# Es ist bestimmt möglich, man (sich) in der Stadt ein Tier anschaffen



## Sylphadora

Braucht ich "sich" here benutzen?

    1) Es ist bestimmt möglich, man sich in der Stadt ein Tier anschaffen

    2) Es ist bestimmt möglich, man in der Stadt ein Tier anschaffen

Danke!


----------



## susanainboqueixon

Entweder:
Es ist bestimmt möglich, sich in der Stadt ein Tier anzuschaffen.
Oder:
Es ist bestimmt möglich, dass man sich in der Stadt ein Tier anschaffen kann.

Saludos,
Susana


----------



## Sylphadora

Vielen Dank, Susana!  Brauchen wir kein "man" in der ersten Option?


----------



## Tonerl

Sylphadora said:


> Brauchen wir kein "man" in der ersten Option?



*NEIN.* Im ersten Satz ist "man" nicht vonnöten !

1. Es ist bestimmt möglich, sich in der Stadt ein Tier anzuschaffen.
2. Sich in der Stadt ein Tier anzuschaffen, ist bestimmt möglich. 

Saludos


----------



## Peterdg

Hay otra estructura que sí necesita "man".

Es ist bestimmt möglich *das* *man* sich in der Stadt ein Tier *anschafft*.


----------



## Tonerl

Peterdg said:


> Es ist bestimmt möglich *das* *man* sich in der Stadt ein Tier *anschafft*.



Peter !
Für unsere Deutschlernenden, diese kleine Korrektur !

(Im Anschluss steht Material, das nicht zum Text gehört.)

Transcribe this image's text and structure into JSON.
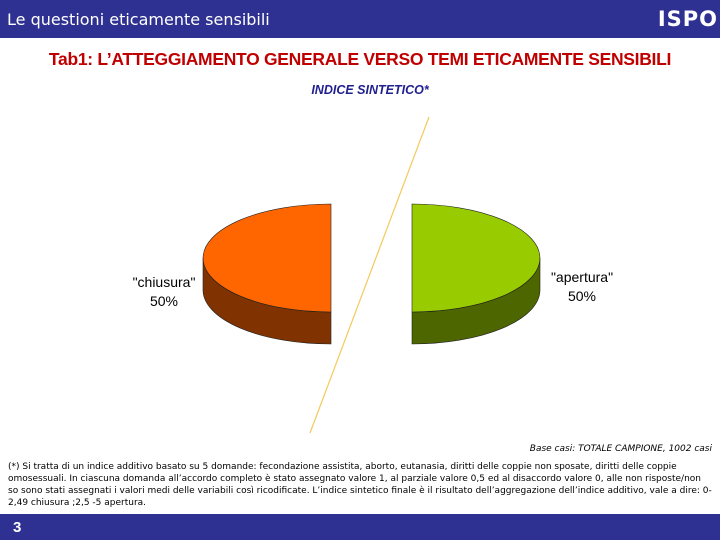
{
  "header": {
    "title": "Le questioni eticamente sensibili",
    "brand": "ISPO"
  },
  "headline": "Tab1: L’ATTEGGIAMENTO GENERALE VERSO TEMI ETICAMENTE SENSIBILI",
  "subheading": "INDICE SINTETICO*",
  "chart_data": {
    "type": "pie",
    "slices": [
      {
        "label": "\"apertura\"",
        "value_label": "50%",
        "value": 50,
        "color": "#99cc00",
        "side_color": "#4d6600"
      },
      {
        "label": "\"chiusura\"",
        "value_label": "50%",
        "value": 50,
        "color": "#ff6600",
        "side_color": "#803300"
      }
    ],
    "style": "3d-exploded"
  },
  "base_note": "Base casi: TOTALE CAMPIONE, 1002 casi",
  "footnote": "(*) Si tratta di un indice additivo basato su 5 domande: fecondazione assistita, aborto, eutanasia, diritti delle coppie non sposate, diritti delle coppie omosessuali. In ciascuna domanda all’accordo completo è stato assegnato valore 1, al parziale valore 0,5 ed al disaccordo valore 0, alle non risposte/non so sono stati assegnati i valori medi delle variabili così ricodificate. L’indice sintetico finale è il risultato dell’aggregazione dell’indice additivo, vale a dire: 0-2,49 chiusura ;2,5 -5 apertura.",
  "footer": {
    "page_number": "3"
  }
}
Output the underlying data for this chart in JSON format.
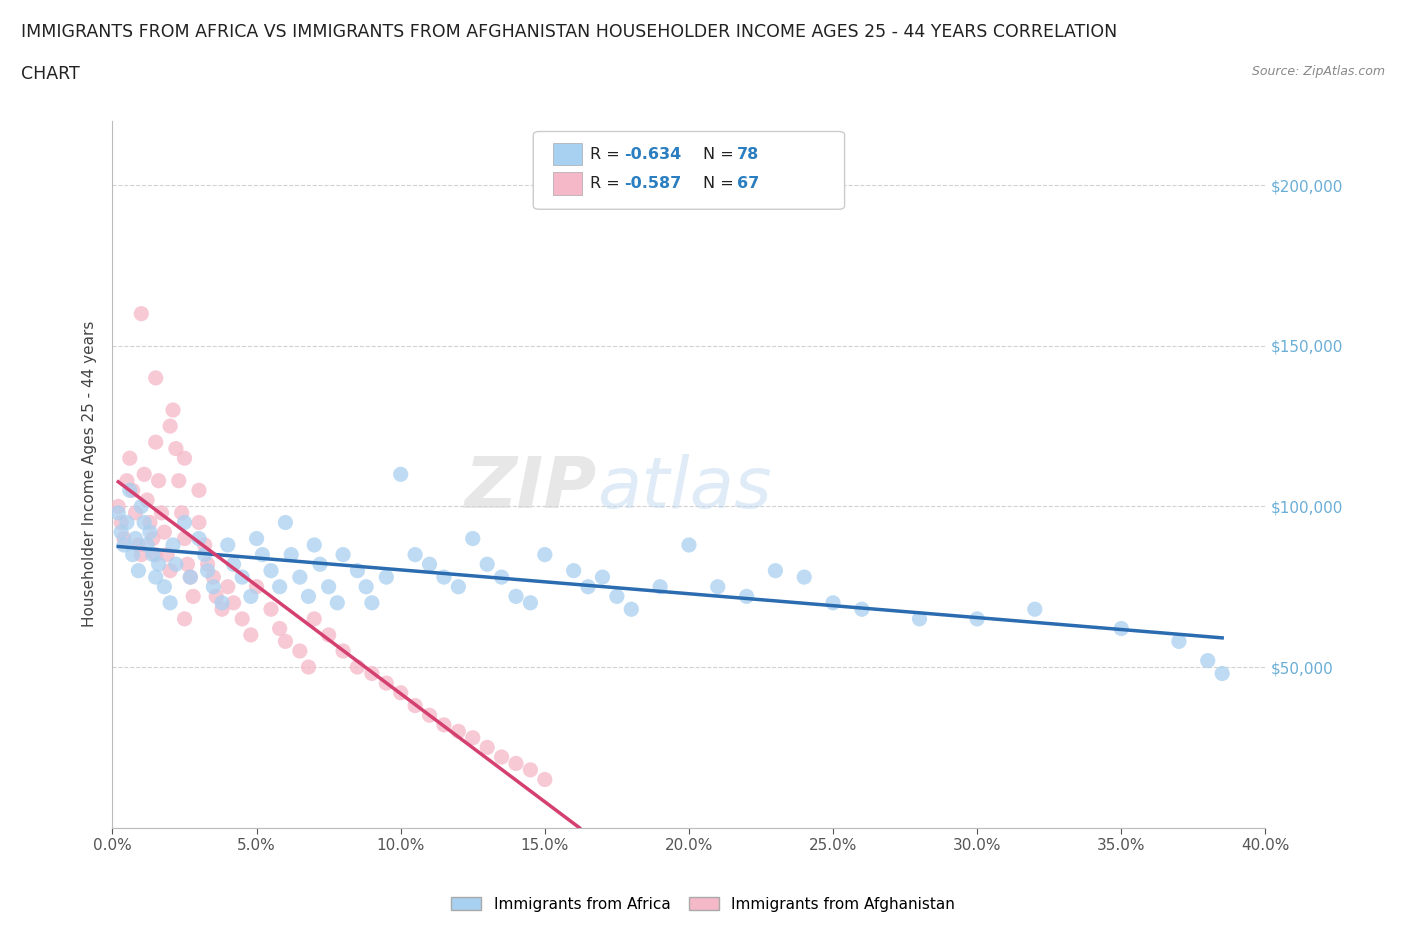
{
  "title_line1": "IMMIGRANTS FROM AFRICA VS IMMIGRANTS FROM AFGHANISTAN HOUSEHOLDER INCOME AGES 25 - 44 YEARS CORRELATION",
  "title_line2": "CHART",
  "source": "Source: ZipAtlas.com",
  "ylabel": "Householder Income Ages 25 - 44 years",
  "xlim": [
    0.0,
    0.4
  ],
  "ylim": [
    0,
    220000
  ],
  "africa_color": "#A8D0F0",
  "afghanistan_color": "#F5B8C8",
  "africa_line_color": "#2B6CB0",
  "afghanistan_line_color": "#D44070",
  "R_africa": -0.634,
  "N_africa": 78,
  "R_afghanistan": -0.587,
  "N_afghanistan": 67,
  "background_color": "#ffffff",
  "grid_color": "#cccccc",
  "right_tick_color": "#6aaed6",
  "legend_box_color": "#f0f8ff",
  "africa_x": [
    0.002,
    0.003,
    0.004,
    0.005,
    0.006,
    0.007,
    0.008,
    0.009,
    0.01,
    0.011,
    0.012,
    0.013,
    0.014,
    0.015,
    0.016,
    0.018,
    0.02,
    0.021,
    0.022,
    0.025,
    0.027,
    0.03,
    0.032,
    0.033,
    0.035,
    0.038,
    0.04,
    0.042,
    0.045,
    0.048,
    0.05,
    0.052,
    0.055,
    0.058,
    0.06,
    0.062,
    0.065,
    0.068,
    0.07,
    0.072,
    0.075,
    0.078,
    0.08,
    0.085,
    0.088,
    0.09,
    0.095,
    0.1,
    0.105,
    0.11,
    0.115,
    0.12,
    0.125,
    0.13,
    0.135,
    0.14,
    0.145,
    0.15,
    0.16,
    0.165,
    0.17,
    0.175,
    0.18,
    0.19,
    0.2,
    0.21,
    0.22,
    0.23,
    0.24,
    0.25,
    0.26,
    0.28,
    0.3,
    0.32,
    0.35,
    0.37,
    0.38,
    0.385
  ],
  "africa_y": [
    98000,
    92000,
    88000,
    95000,
    105000,
    85000,
    90000,
    80000,
    100000,
    95000,
    88000,
    92000,
    85000,
    78000,
    82000,
    75000,
    70000,
    88000,
    82000,
    95000,
    78000,
    90000,
    85000,
    80000,
    75000,
    70000,
    88000,
    82000,
    78000,
    72000,
    90000,
    85000,
    80000,
    75000,
    95000,
    85000,
    78000,
    72000,
    88000,
    82000,
    75000,
    70000,
    85000,
    80000,
    75000,
    70000,
    78000,
    110000,
    85000,
    82000,
    78000,
    75000,
    90000,
    82000,
    78000,
    72000,
    70000,
    85000,
    80000,
    75000,
    78000,
    72000,
    68000,
    75000,
    88000,
    75000,
    72000,
    80000,
    78000,
    70000,
    68000,
    65000,
    65000,
    68000,
    62000,
    58000,
    52000,
    48000
  ],
  "afg_x": [
    0.002,
    0.003,
    0.004,
    0.005,
    0.006,
    0.007,
    0.008,
    0.009,
    0.01,
    0.011,
    0.012,
    0.013,
    0.014,
    0.015,
    0.016,
    0.017,
    0.018,
    0.019,
    0.02,
    0.021,
    0.022,
    0.023,
    0.024,
    0.025,
    0.026,
    0.027,
    0.028,
    0.03,
    0.032,
    0.033,
    0.035,
    0.036,
    0.038,
    0.04,
    0.042,
    0.045,
    0.048,
    0.05,
    0.055,
    0.058,
    0.06,
    0.065,
    0.068,
    0.07,
    0.075,
    0.08,
    0.085,
    0.09,
    0.095,
    0.1,
    0.105,
    0.11,
    0.115,
    0.12,
    0.125,
    0.13,
    0.135,
    0.14,
    0.145,
    0.15,
    0.01,
    0.015,
    0.02,
    0.025,
    0.03,
    0.025,
    0.015
  ],
  "afg_y": [
    100000,
    95000,
    90000,
    108000,
    115000,
    105000,
    98000,
    88000,
    85000,
    110000,
    102000,
    95000,
    90000,
    120000,
    108000,
    98000,
    92000,
    85000,
    80000,
    130000,
    118000,
    108000,
    98000,
    90000,
    82000,
    78000,
    72000,
    95000,
    88000,
    82000,
    78000,
    72000,
    68000,
    75000,
    70000,
    65000,
    60000,
    75000,
    68000,
    62000,
    58000,
    55000,
    50000,
    65000,
    60000,
    55000,
    50000,
    48000,
    45000,
    42000,
    38000,
    35000,
    32000,
    30000,
    28000,
    25000,
    22000,
    20000,
    18000,
    15000,
    160000,
    140000,
    125000,
    115000,
    105000,
    65000,
    85000
  ]
}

Es ist bestimmt möglich, *dass* *man* sich in der Stadt ein Tier *anschafft*.

LG


----------



## Sylphadora

Danke für die Erklärung


----------



## Peterdg

Tonerl said:


> Peter !
> Für unsere Deutschlernenden, diese kleine Korrektur !
> 
> Es ist bestimmt möglich, *dass* *man* sich in der Stadt ein Tier *anschafft*.


Kein Problem! Du hast völlig Recht.


----------